Are Bonds Really Safer Than Stocks?

Conventional investment wisdom and modern portfolio theory both hold that fixed-interest securities (bonds) are safer than equities (stocks). Most advisors will recommend to increase exposure to bonds with the investors age and to reduce risk. Careful study of the bond and equity markets shows that this conventional wisdom is not as absolute as the professional consensus would have us believe.
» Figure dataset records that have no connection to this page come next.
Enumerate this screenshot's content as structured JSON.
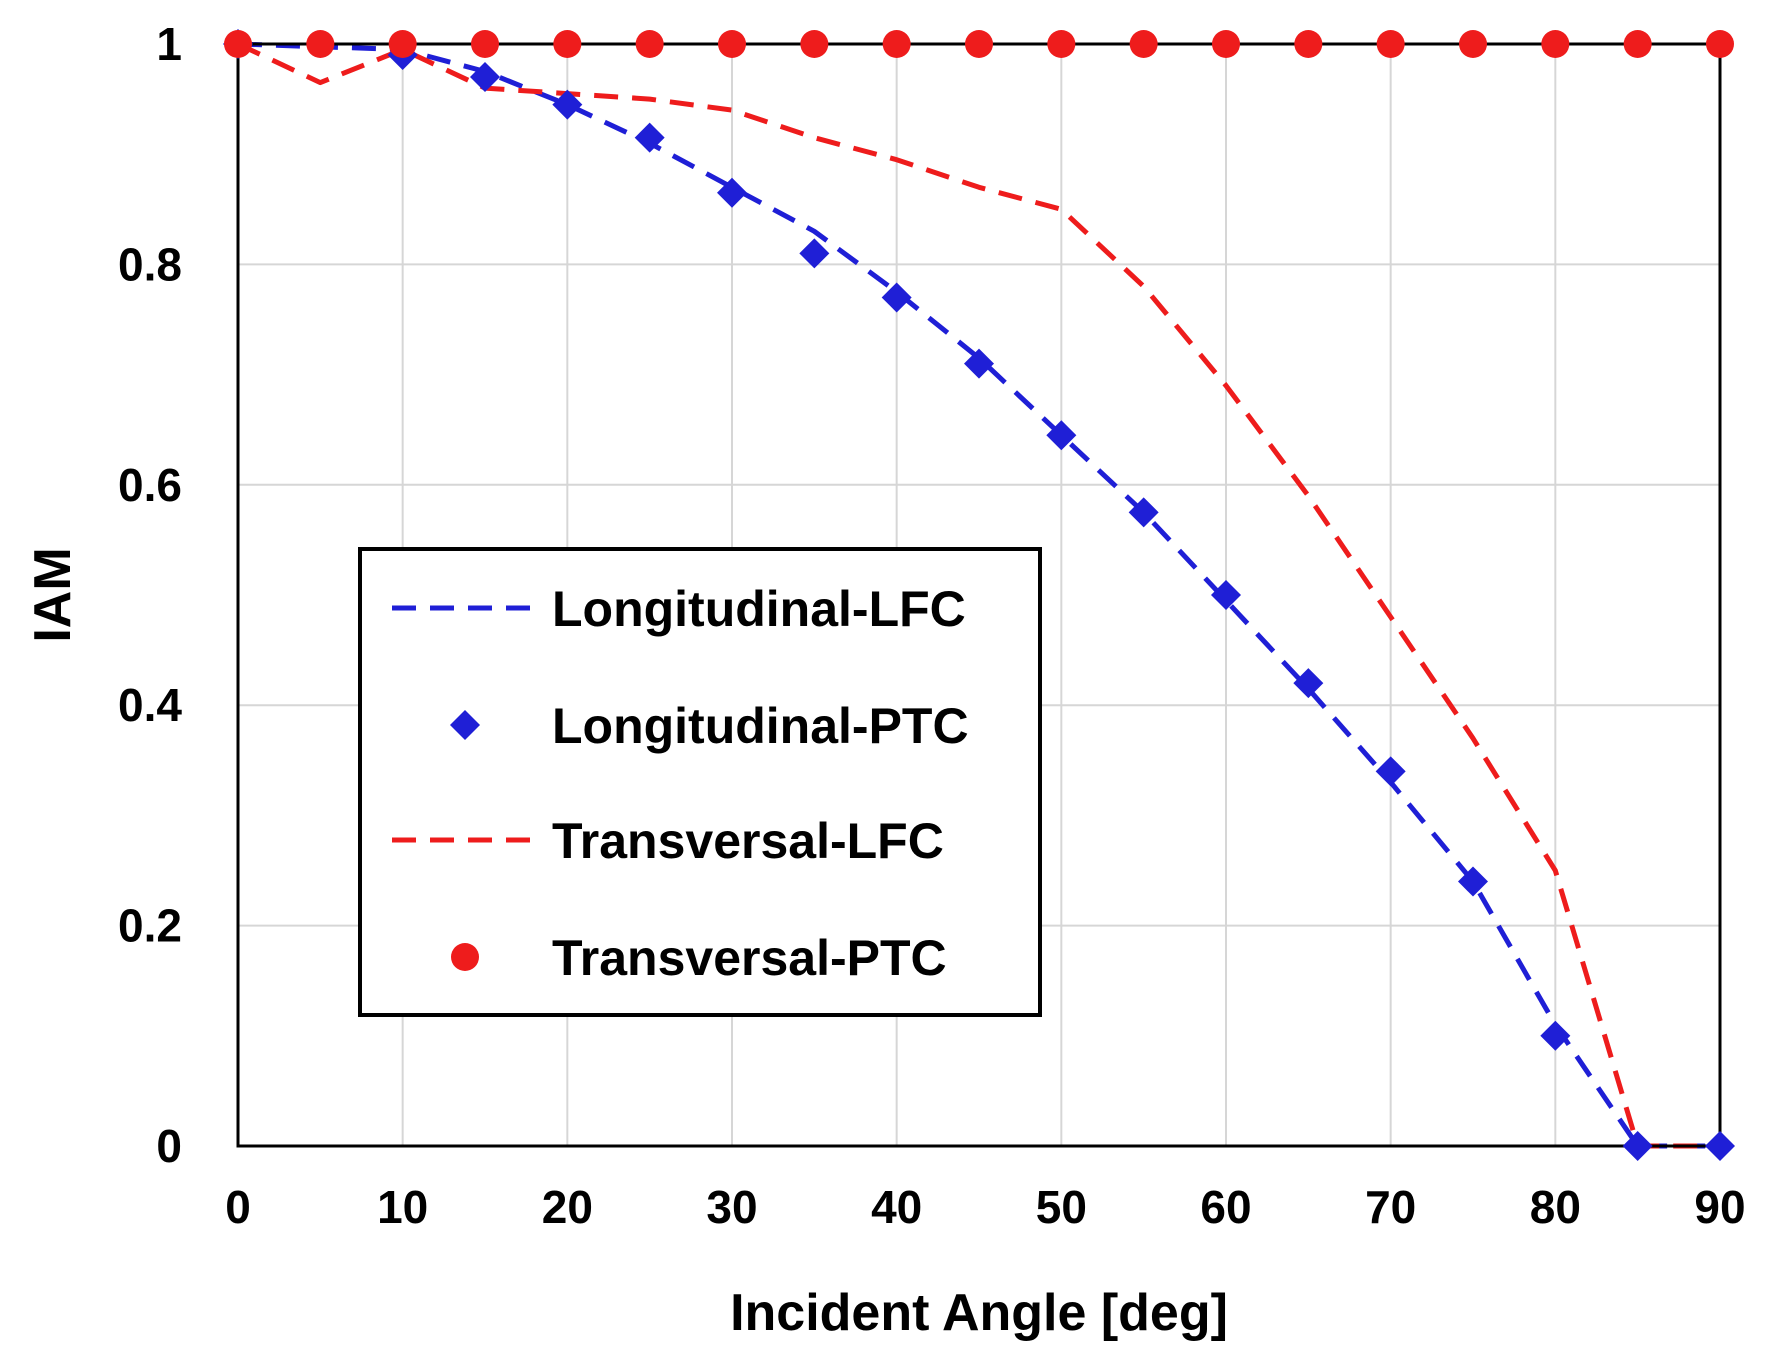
{
  "chart_data": {
    "type": "line",
    "title": "",
    "xlabel": "Incident Angle [deg]",
    "ylabel": "IAM",
    "xlim": [
      0,
      90
    ],
    "ylim": [
      0,
      1
    ],
    "xticks": [
      0,
      10,
      20,
      30,
      40,
      50,
      60,
      70,
      80,
      90
    ],
    "yticks": [
      0,
      0.2,
      0.4,
      0.6,
      0.8,
      1
    ],
    "ytick_labels": [
      "0",
      "0.2",
      "0.4",
      "0.6",
      "0.8",
      "1"
    ],
    "grid": true,
    "legend_position": "center-left",
    "colors": {
      "blue": "#1f1fd6",
      "red": "#ee1c1c"
    },
    "series": [
      {
        "name": "Longitudinal-LFC",
        "style": "dashed-line",
        "color": "#1f1fd6",
        "x": [
          0,
          10,
          15,
          20,
          25,
          30,
          35,
          40,
          45,
          50,
          55,
          60,
          65,
          70,
          75,
          80,
          85,
          90
        ],
        "y": [
          1.0,
          0.995,
          0.975,
          0.945,
          0.91,
          0.87,
          0.83,
          0.775,
          0.715,
          0.645,
          0.575,
          0.495,
          0.415,
          0.33,
          0.24,
          0.11,
          0.0,
          0.0
        ]
      },
      {
        "name": "Longitudinal-PTC",
        "style": "diamond-markers",
        "color": "#1f1fd6",
        "x": [
          0,
          10,
          15,
          20,
          25,
          30,
          35,
          40,
          45,
          50,
          55,
          60,
          65,
          70,
          75,
          80,
          85,
          90
        ],
        "y": [
          1.0,
          0.99,
          0.97,
          0.945,
          0.915,
          0.865,
          0.81,
          0.77,
          0.71,
          0.645,
          0.575,
          0.5,
          0.42,
          0.34,
          0.24,
          0.1,
          0.0,
          0.0
        ]
      },
      {
        "name": "Transversal-LFC",
        "style": "dashed-line",
        "color": "#ee1c1c",
        "x": [
          0,
          5,
          10,
          15,
          20,
          25,
          30,
          35,
          40,
          45,
          50,
          55,
          60,
          65,
          70,
          75,
          80,
          85,
          90
        ],
        "y": [
          1.0,
          0.965,
          0.995,
          0.96,
          0.955,
          0.95,
          0.94,
          0.915,
          0.895,
          0.87,
          0.85,
          0.78,
          0.69,
          0.59,
          0.48,
          0.37,
          0.25,
          0.0,
          0.0
        ]
      },
      {
        "name": "Transversal-PTC",
        "style": "circle-markers",
        "color": "#ee1c1c",
        "x": [
          0,
          5,
          10,
          15,
          20,
          25,
          30,
          35,
          40,
          45,
          50,
          55,
          60,
          65,
          70,
          75,
          80,
          85,
          90
        ],
        "y": [
          1,
          1,
          1,
          1,
          1,
          1,
          1,
          1,
          1,
          1,
          1,
          1,
          1,
          1,
          1,
          1,
          1,
          1,
          1
        ]
      }
    ]
  }
}
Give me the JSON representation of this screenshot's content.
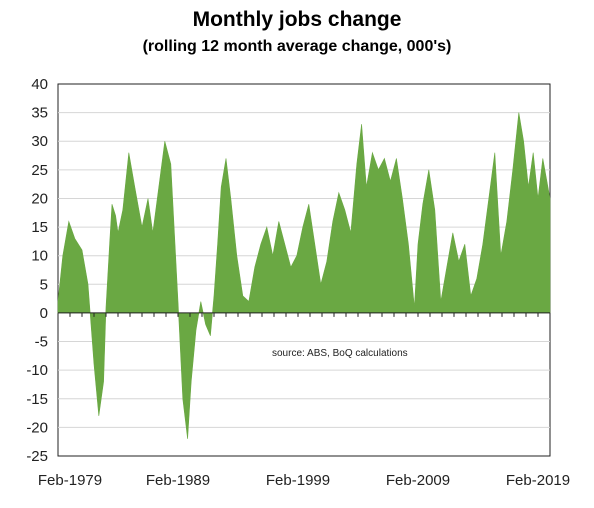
{
  "chart_data": {
    "type": "area",
    "title": "Monthly jobs change",
    "subtitle": "(rolling 12 month average change, 000's)",
    "xlabel": "",
    "ylabel": "",
    "ylim": [
      -25,
      40
    ],
    "yticks": [
      40,
      35,
      30,
      25,
      20,
      15,
      10,
      5,
      0,
      -5,
      -10,
      -15,
      -20,
      -25
    ],
    "xticks": [
      "Feb-1979",
      "Feb-1989",
      "Feb-1999",
      "Feb-2009",
      "Feb-2019"
    ],
    "xlim": [
      1979.1,
      2020.1
    ],
    "grid": true,
    "legend": "none",
    "annotation": "source:  ABS, BoQ calculations",
    "color": "#6aa843",
    "series": [
      {
        "x": [
          1979.1,
          1979.5,
          1980.0,
          1980.5,
          1981.1,
          1981.6,
          1982.1,
          1982.5,
          1982.9,
          1983.1,
          1983.4,
          1983.6,
          1983.9,
          1984.1,
          1984.5,
          1985.0,
          1985.5,
          1986.1,
          1986.6,
          1987.0,
          1987.5,
          1988.0,
          1988.5,
          1989.1,
          1989.5,
          1989.9,
          1990.2,
          1990.6,
          1991.0,
          1991.4,
          1991.8,
          1992.1,
          1992.4,
          1992.7,
          1993.1,
          1993.5,
          1994.0,
          1994.5,
          1995.0,
          1995.5,
          1996.0,
          1996.5,
          1997.0,
          1997.5,
          1998.0,
          1998.5,
          1999.0,
          1999.5,
          2000.0,
          2000.5,
          2001.0,
          2001.5,
          2002.0,
          2002.5,
          2003.0,
          2003.5,
          2004.0,
          2004.4,
          2004.8,
          2005.3,
          2005.8,
          2006.3,
          2006.8,
          2007.3,
          2007.8,
          2008.3,
          2008.8,
          2009.1,
          2009.5,
          2010.0,
          2010.5,
          2011.0,
          2011.5,
          2012.0,
          2012.5,
          2013.0,
          2013.5,
          2014.0,
          2014.5,
          2015.0,
          2015.5,
          2016.0,
          2016.5,
          2017.0,
          2017.5,
          2017.9,
          2018.3,
          2018.7,
          2019.1,
          2019.5,
          2020.1
        ],
        "y": [
          2,
          10,
          16,
          13,
          11,
          5,
          -9,
          -18,
          -12,
          1,
          12,
          19,
          17,
          14,
          18,
          28,
          22,
          15,
          20,
          14,
          22,
          30,
          26,
          2,
          -15,
          -22,
          -12,
          -3,
          2,
          -2,
          -4,
          3,
          12,
          22,
          27,
          20,
          10,
          3,
          2,
          8,
          12,
          15,
          10,
          16,
          12,
          8,
          10,
          15,
          19,
          12,
          5,
          9,
          16,
          21,
          18,
          14,
          26,
          33,
          22,
          28,
          25,
          27,
          23,
          27,
          20,
          12,
          1,
          12,
          19,
          25,
          18,
          2,
          8,
          14,
          9,
          12,
          3,
          6,
          12,
          20,
          28,
          10,
          16,
          25,
          35,
          30,
          22,
          28,
          20,
          27,
          20
        ]
      }
    ]
  }
}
Professor Jeremy Siegel of The Wharton School of Finance in his classic ‘Stocks for the Long Run’ makes the case that stocks have in fact been less risky than bonds over the long term. When comparing the best and worst case after inflation returns for stocks, bonds and treasury bills (short term paper) from 1802, stocks are unquestionably riskier than bonds or treasury bills over one- and two-year periods. However, in every five-year period since 1802, the worst performance of stocks, -11.9%, was only slightly worse than that of bonds and bills. Over ten years stocks handsomely beat bonds and, if extending the holding period to 20 years, stock returns have never fallen below inflation, while bonds and bills have fallen several times by three per cent below the inflation rate. The worst 30-year return for stocks remained comfortably ahead of inflation by 2.6% per annum being the total average return on bonds.

Bonds cannot continue to provide returns in decades ahead as they have in the past. As interest rates have fallen, bondholders have benefited from previous high coupons (interest) and capital gains when interest rates have fallen (prices move inversely to yields). The result was a real return on bonds of 7.8% pa from 1981 to 2011 – a gain of 1% above stocks.

Today the nominal yield on a 10-year US Treasury is 1.8%. The only way that that bonds could generate a 7.8% real return is if the consumer price index fell by 6% over the next 30 years! A deflation of this type has never occurred in any economy in history. Stocks, however, can repeat their performance of the last three decades.

Over the short term, stocks are riskier than fixed income assets. It may appear riskier to accumulate wealth in stocks rather than bonds but over long periods of time, for investors with the goal of increasing purchasing power of their capital, the exact opposite is true! The safest long-term investment has clearly been a diversified portfolio of stocks. One of the greatest mistakes that investors make is to underestimate their holding period for securities, as they tend to focus on a specific stock, bond or mutual fund. The holding period that is relevant for allocation of capital is the length of time that investors hold any stocks or bonds, no matter how many changes are made to individual positions.